Figure 10 depicts the cytotoxic effects of plain LDH, PAC suspension, and BSA-LDH-PAC on KF-28 cells. Plain LDH exhibited negligible cytotoxicity, confirmed by microscopic images as shown in Fig. 11, confirming its suitability as a safe drug carrier, as confirmed by microscopic images in Fig. 11. Free PAC displayed a cytotoxic effect over the range of concentrations from 10 to 250 µg/mL with a calculated IC50 of 60.2 µg/mL. Notably, BSA-LDH-PAC displayed a sharper decrease in cytotoxicity compared to PAC, with a considerably lower IC50 of 52.7 µg/mL, indicating higher efficacy. Statistical analysis revealed that at lower concentrations (0 and 10 µg/mL), no significant difference was observed between PAC and BSA-LDH-PAC (p > 0.05). However, starting from 25 µg/mL, BSA-LDH-PAC exhibited significantly lower viability compared to PAC (p < 0.05). The superior efficacy of BSA-LDH-PAC compared to pure PAC suspension, which is evident in both higher cytotoxic effects and lower IC50, can be attributed to the nanocarriers’ ability to be internalized by cells via endocytosis due to their 95 nm size, in addition to their better release profile compared to free PAC [2]. The superior efficacy of BSA-functionalized LDH-entrapped PAC compared to the free drug highlights the potential of this system for overcoming PAC’s bioavailability limitations, improving therapeutic outcomes, and reducing systemic side effects. Moreover, BSA-LDH has proven to be a biocompatible, non-toxic carrier due to its low cytotoxicity, which paves the way for its use as a biocompatible drug delivery system. Further studies are warranted to evaluate the in vivo efficacy of this formulation and to explore its applicability to other therapeutic agents.

Fig. 10

%Cell viability percentages of KF-28 treated with different concentrations of free PAC, BSA-d-LDH-PAC, and plain BSA-LDH (n = 3)

Fig. 11

The microscopic images of KF-28 cells after treatment with the BSA-d-LDH-PAC, PAC, and BSA-d-LDH

Stability Studies

Stability studies conducted over six months demonstrated no significant changes (p > 0.05) in particle size, drug entrapment efficiency, and zeta potential compared to freshly prepared samples (Table 2), indicating satisfactory sample stability.

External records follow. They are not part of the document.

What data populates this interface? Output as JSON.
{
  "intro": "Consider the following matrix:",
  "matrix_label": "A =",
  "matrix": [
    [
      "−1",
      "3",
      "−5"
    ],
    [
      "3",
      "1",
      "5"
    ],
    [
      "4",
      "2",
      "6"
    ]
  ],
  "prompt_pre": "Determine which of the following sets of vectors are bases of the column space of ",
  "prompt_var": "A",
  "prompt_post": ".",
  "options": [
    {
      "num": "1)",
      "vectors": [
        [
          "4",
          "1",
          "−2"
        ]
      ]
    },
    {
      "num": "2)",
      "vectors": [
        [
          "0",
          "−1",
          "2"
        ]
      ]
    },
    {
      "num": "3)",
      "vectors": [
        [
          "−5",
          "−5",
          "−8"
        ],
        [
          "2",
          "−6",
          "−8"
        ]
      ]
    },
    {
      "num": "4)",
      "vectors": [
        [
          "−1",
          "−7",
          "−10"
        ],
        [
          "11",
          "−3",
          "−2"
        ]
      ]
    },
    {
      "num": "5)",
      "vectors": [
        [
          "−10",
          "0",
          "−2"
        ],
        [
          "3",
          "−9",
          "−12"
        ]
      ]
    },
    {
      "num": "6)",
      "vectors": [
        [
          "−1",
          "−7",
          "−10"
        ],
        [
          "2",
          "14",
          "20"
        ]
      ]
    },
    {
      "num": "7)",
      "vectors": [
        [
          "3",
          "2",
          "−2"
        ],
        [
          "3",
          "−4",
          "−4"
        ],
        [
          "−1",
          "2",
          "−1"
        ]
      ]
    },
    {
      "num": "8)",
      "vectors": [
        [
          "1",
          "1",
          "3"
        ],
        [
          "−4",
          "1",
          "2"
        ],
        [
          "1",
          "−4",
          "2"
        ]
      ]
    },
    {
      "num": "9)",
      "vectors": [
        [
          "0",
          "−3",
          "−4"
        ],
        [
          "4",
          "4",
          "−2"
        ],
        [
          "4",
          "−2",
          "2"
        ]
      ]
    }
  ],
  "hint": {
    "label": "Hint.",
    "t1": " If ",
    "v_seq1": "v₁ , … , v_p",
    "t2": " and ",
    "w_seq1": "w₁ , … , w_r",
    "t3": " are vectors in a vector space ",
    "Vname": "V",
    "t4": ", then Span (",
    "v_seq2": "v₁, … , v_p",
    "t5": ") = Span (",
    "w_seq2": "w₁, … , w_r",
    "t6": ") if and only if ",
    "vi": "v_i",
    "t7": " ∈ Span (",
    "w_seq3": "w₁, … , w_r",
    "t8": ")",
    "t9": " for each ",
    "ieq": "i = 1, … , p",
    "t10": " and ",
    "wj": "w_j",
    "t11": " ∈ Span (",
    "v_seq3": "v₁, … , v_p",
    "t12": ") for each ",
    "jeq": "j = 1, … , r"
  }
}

Table 2 Stability of the optimized formulation (F3) after 6 months of storage. On the particle size (PS), entrapment efficiency (%EE), and zeta potential (ZP). Data are presented as the mean ± standard deviation from three independent experiments (n = 3)

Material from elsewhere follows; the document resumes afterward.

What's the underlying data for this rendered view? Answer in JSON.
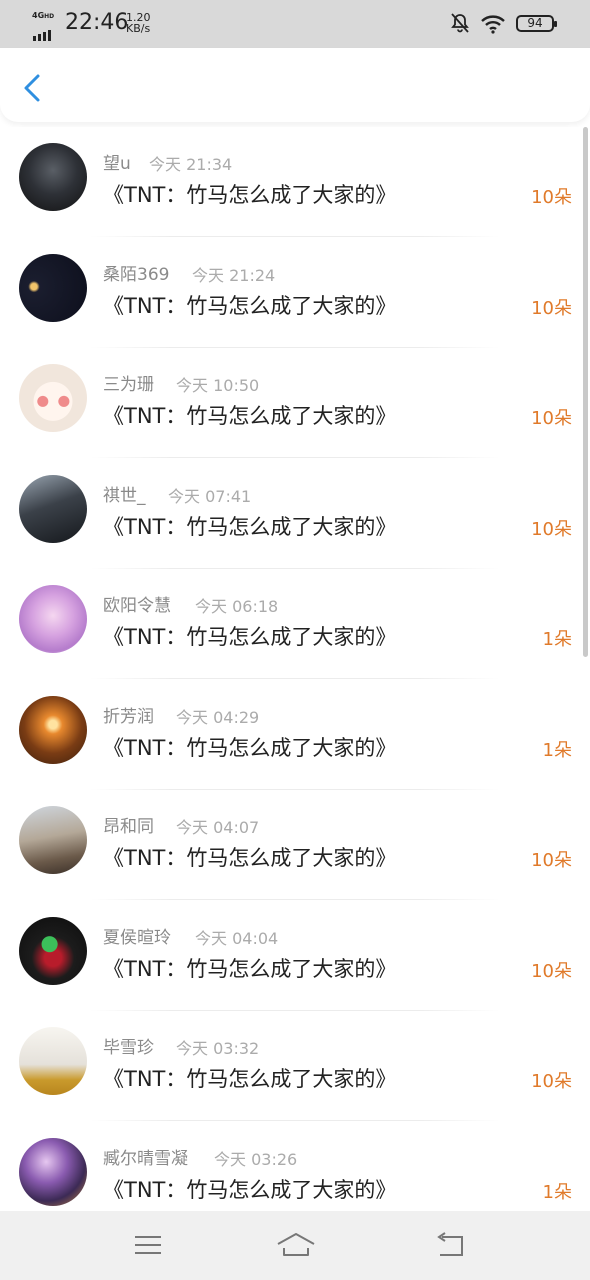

Chemotherapy, exemplified by paclitaxel (PAC), often induces severe systemic side effects due to indiscriminate drug distribution. To address this, a targeted drug delivery system utilizing layered double hydroxide (LDH) nanocarriers was developed. The developed BSA-functionalized LDH nanocarriers offer a promising platform for paclitaxel delivery. PAC was successfully loaded onto delaminated LDH (d-LDH) and subsequently stabilized with bovine serum albumin (BSA) to enhance stability, facilitate cellular uptake, and improve drug targeting via the GP60 pathway. Optimization of formulation parameters using D-optimal design led to the identification of an optimal formulation (F3) characterized by desirable properties including particle size (95 nm), drug entrapment efficiency (51%), and zeta potential (−27 mV). These results validate the stability of the formulation after six months, which would be beneficial in its translation from the lab to industrial applications. However, further studies under accelerated and long-term conditions, including hot temperature, humidity, and light exposure, are warranted to fully establish the long-term robustness and translational potential of the formulation.